Follistatin-344 is studied mainly for muscle growth and for muscle-wasting diseases such as muscular dystrophy, with secondary interest in fat loss, fertility biology, and recovery. In the research-peptide community it is used off-label as a muscle-building compound, but none of these are FDA-approved uses, and the strongest data sit in animals and gene-therapy trials.
The headline interest is muscle. Because follistatin mimics the "myostatin off" state, it has been pursued as a potential treatment for diseases that waste muscle, which is why the human gene-therapy trials targeted Becker muscular dystrophy and inclusion body myositis (Molecular Therapy, 2015, retrieved 2026-06-15). Follistatin biology also reaches beyond muscle: follistatin was originally characterized for its role in suppressing follicle-stimulating hormone via activin in reproductive biology, and activin blockade is linked to metabolic and fat-related effects, which is where the "fat loss" and broader-benefit claims come from.
A quick overview of the areas follistatin is studied for, and where the evidence stands:
| Studied area | What research suggests | Evidence level |
|---|---|---|
| Muscle growth / hypertrophy | Larger muscle via myostatin + activin blockade | Strong in animals; gene-therapy in humans |
| Muscular dystrophy / muscle wasting | Improved walking distance, less fibrosis | Small human gene-therapy trials (disputed) |
| Sarcopenia / age-related muscle loss | Proposed protection of muscle mass | Theoretical / preclinical |
| Fat / metabolism | Activin blockade linked to fat-mass effects | Preclinical / early |
| Reproductive biology (FSH) | Suppresses FSH via activin binding | Established biology, not a use |
| Recovery / athletic use | Community-claimed; no controlled data | Anecdotal only |
Because several of these are distinct future articles, we keep them brief here. The honest headline: follistatin is one of the most promising muscle-biology targets known, but that promise has been demonstrated through genes and animals, not through a vial of injectable peptide.
What doses of Follistatin-344 do people report using?
There is no validated dose for follistatin-344, but reported community protocols cluster around 100 mcg per day by subcutaneous injection, run in short cycles of roughly 10 to 30 days.

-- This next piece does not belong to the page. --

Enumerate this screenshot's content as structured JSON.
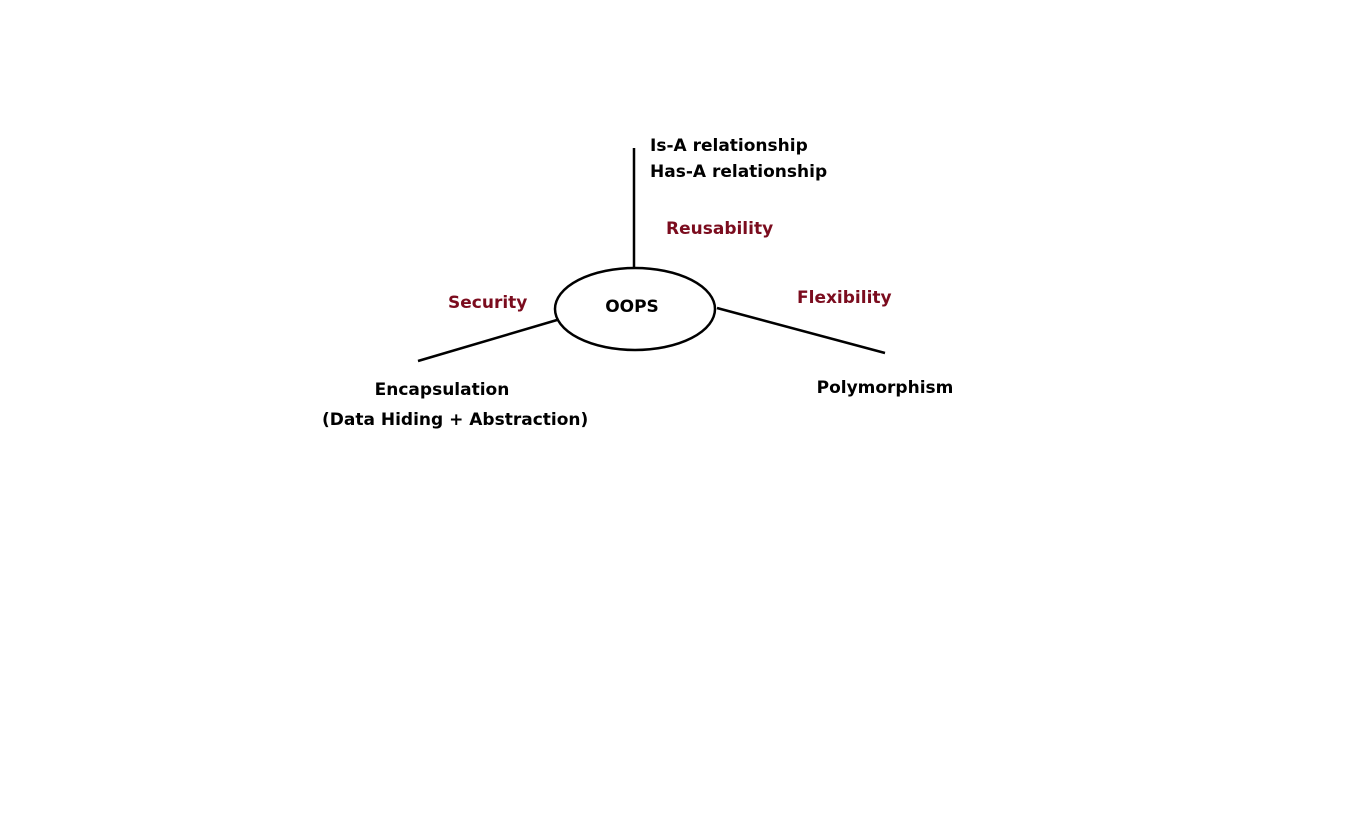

These are figures people report online, not an established or recommended dose, and there is no human dose-finding study to anchor them.
The most commonly cited pattern in community write-ups is about 100 mcg daily (some report 100-200 mcg/day) for a 10-to-30-day cycle, often repeated only a couple of times per year with long breaks in between (Jay Campbell, "Follistatin 344 Peptide", 2025, retrieved 2026-06-15). We label all of this as community convention because it rests on anecdote, not pharmacology: no regulator has reviewed a dose, there is no published human dose-response data for the injected protein, and a 2019 forensic analysis found the products themselves are often not even what the label claims, with only 9 of 17 "follistatin 344" products containing actual follistatin (Drug Testing and Analysis, "Detection of black market follistatin 344", 2019, retrieved 2026-06-15).
The detailed reconstitution math, syringe-unit conversions, and cycle theory are a dedicated spoke. We cover only the high-level framing here and link out to our peptide dosing calculator and the general peptide injections guide.
For orientation only, here is how people commonly describe the reported approach (not a recommendation):
| Variable | Reported convention | Notes |
|---|---|---|
| Daily dose | ~100 mcg (range ~100-200 mcg) | Community figure; no human dose-finding data |
| Route | Subcutaneous injection | Native protein is cleared quickly from blood |
| Cycle length | ~10-30 days | Short runs, long breaks between |
| Frequency | A couple of cycles per year | Anecdotal; not validated |
Our take: A number like "100 mcg a day" gets repeated until it sounds like a protocol. It is not. It is a community convention with no human dose-finding behind it, layered on top of a market where roughly half the products tested did not contain the labeled compound. That combination is exactly why we frame every figure here as reported, not recommended.
Is Follistatin-344 safe?
Because the injected follistatin-344 peptide has barely been studied in humans, its true safety profile is unknown; the gene-therapy trials reported it was generally well tolerated, but that does not transfer to self-injected research-market product. "Unknown" is the honest headline, not "safe."
In the controlled gene-therapy studies, the follistatin vector was reported as generally well tolerated with no drug-related serious adverse events at the doses used (Molecular Therapy, Mendell et al., 2015, retrieved 2026-06-15). But that was a sterile, manufactured, dose-controlled product given under medical supervision, which is a different world from a reconstituted vial bought online. The biggest practical risk with the research-market peptide is the product itself: the 2019 black-market analysis that found only about half of "follistatin 344" products contained follistatin also found other products were spiked with entirely different compounds such as MGF or GHRP-2 (Drug Testing and Analysis, 2019, retrieved 2026-06-15).
A hub-level overview of what is reported and what is theorized:
- Quality-related risks (the biggest concern): mislabeled potency, wrong compound entirely, impurities, or non-sterile product, because the market is unregulated.
- Commonly reported (mild, anecdotal): injection-site reactions; community reports are not a substitute for safety data.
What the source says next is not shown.